South Sudan refugees in eastern Congo take 13 UN mission agents hostage
Kinshasa: Unarmed South Sudanese refugees took 13 staff members hostage at a United Nations camp in eastern Congo on Tuesday, demanding that they be moved to another country, the UN mission in Congo said.
Negotiations with the refugees living at the Munigi base in Congo's North Kivu province were continuing into the evening, said Daniel Ruiz, the head of the North Kivu UN bureau.
The South Sudanese refugees want to be sent to other East African countries to avoid their forced return to South Sudan, Ruiz said.
"They refuse to release our agents, 13 in total, of which two are expatriates," he said. "They are all disarmed, but they demand asylum in Uganda, Kenya or Ethiopia."
The refugees are among a group of 530 who had fled South Sudan last year and have been staying at the UN camp in Munigi, north of the provincial capital Goma. Most are part of the opposition movement of South Sudan's former vice president, Riek Machar, and fled fighting with South Sudan forces loyal to President Salva Kiir that erupted in the capital, Juba.

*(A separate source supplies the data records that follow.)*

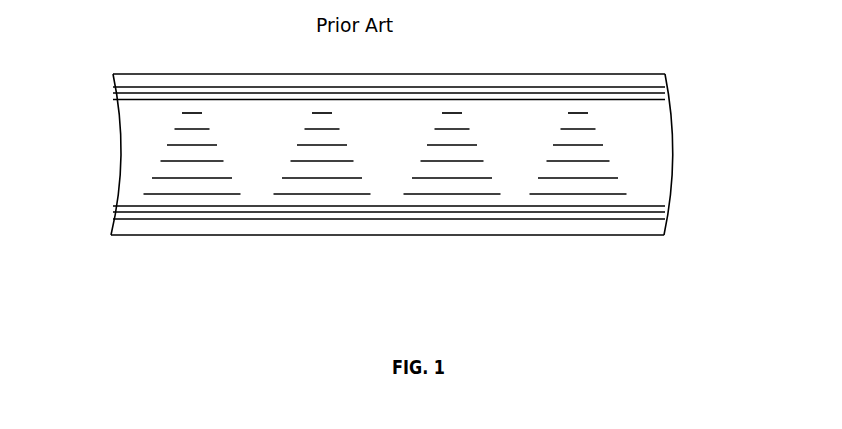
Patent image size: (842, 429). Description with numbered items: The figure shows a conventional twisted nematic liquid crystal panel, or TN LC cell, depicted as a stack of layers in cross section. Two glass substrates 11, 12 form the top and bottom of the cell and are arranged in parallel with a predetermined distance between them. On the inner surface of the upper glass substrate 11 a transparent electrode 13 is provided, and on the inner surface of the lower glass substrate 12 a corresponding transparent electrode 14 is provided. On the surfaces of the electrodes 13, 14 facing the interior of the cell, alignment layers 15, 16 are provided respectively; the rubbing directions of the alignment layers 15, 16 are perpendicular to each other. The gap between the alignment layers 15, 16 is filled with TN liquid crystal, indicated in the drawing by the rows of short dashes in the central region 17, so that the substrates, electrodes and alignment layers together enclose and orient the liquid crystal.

The glass substrate 11 is at (544, 80).
The glass substrate 12 is at (548, 228).
The transparent electrode 13 is at (657, 90).
The transparent electrode 14 is at (657, 214).
The alignment layer 15 is at (635, 98).
The alignment layer 16 is at (643, 206).
The liquid crystal layer 17 is at (140, 150).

The hostage-taking followed the repatriation to South Sudan on Friday of eight fighters from Machar's Sudanese People's Liberation Movement.

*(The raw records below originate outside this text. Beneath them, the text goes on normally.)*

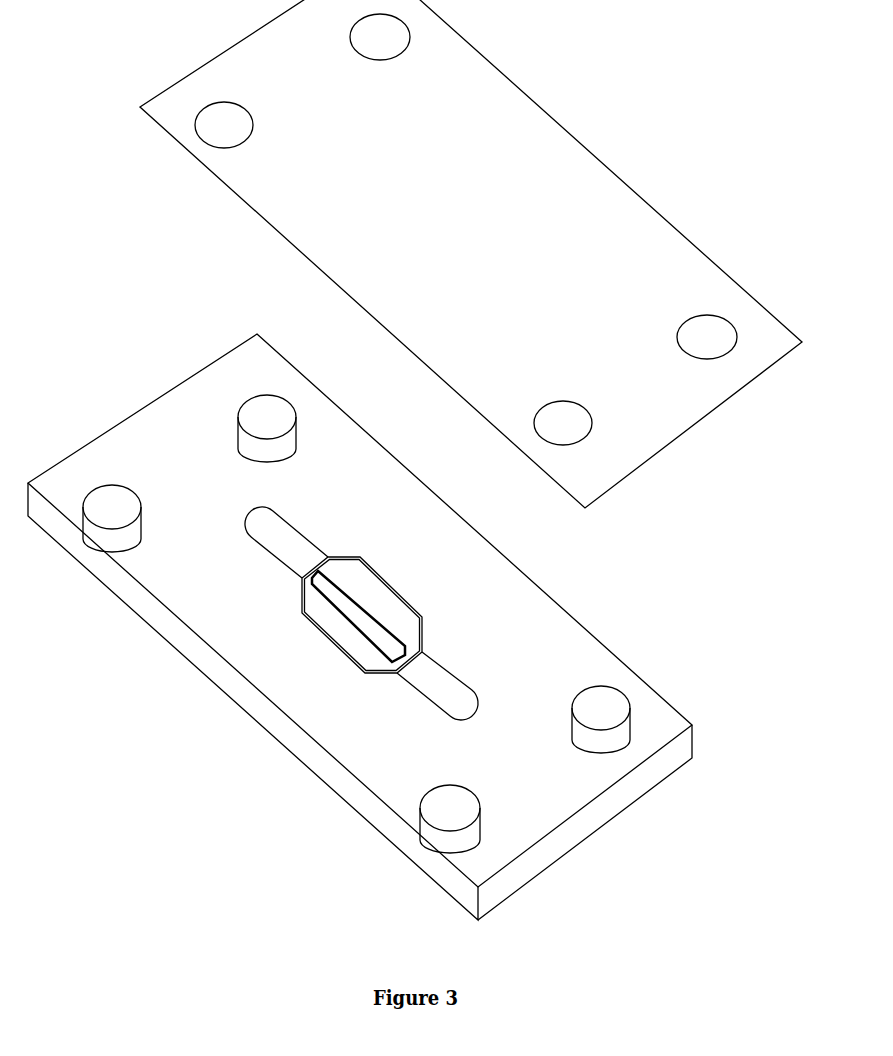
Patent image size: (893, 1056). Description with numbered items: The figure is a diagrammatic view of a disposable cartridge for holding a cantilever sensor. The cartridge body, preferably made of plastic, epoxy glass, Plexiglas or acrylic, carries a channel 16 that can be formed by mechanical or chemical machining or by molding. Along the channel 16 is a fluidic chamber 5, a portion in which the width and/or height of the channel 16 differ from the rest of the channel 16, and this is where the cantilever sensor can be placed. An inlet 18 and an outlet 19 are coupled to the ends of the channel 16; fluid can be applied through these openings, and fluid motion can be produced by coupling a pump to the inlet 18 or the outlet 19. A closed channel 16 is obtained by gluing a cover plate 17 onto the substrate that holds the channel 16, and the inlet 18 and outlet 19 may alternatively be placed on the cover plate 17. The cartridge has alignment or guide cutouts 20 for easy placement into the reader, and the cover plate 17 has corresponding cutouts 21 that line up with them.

The cover plate 17 is at (558, 165).
The corresponding cutouts 21 is at (198, 142).
The alignment or guide cutouts 20 is at (108, 538).
The inlet 18 is at (263, 530).
The outlet 19 is at (425, 680).
The channel 16 is at (387, 566).
The fluidic chamber 5 is at (398, 585).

The presence of the South Sudanese rebels worries Congolese civilians in the North Kivu province, who have been plagued for decades by violence as militias vie for control over the mineral-rich region.
South Sudan fell into civil war in December 2013, just two years after it won independence from Sudan. When war broke out, Kiir, an ethnic Dinka, accused Machar, his political rival and an ethnic Nuer, of leading an attempted military coup in the capital that later escalated into a full-blown rebellion.
A peace deal signed in August 2015 amid international pressure has been violated repeatedly by both sides. Machar, who had been reinstated as Kiir's deputy under the agreement, fled into exile after fighting resumed in Juba in July 2016.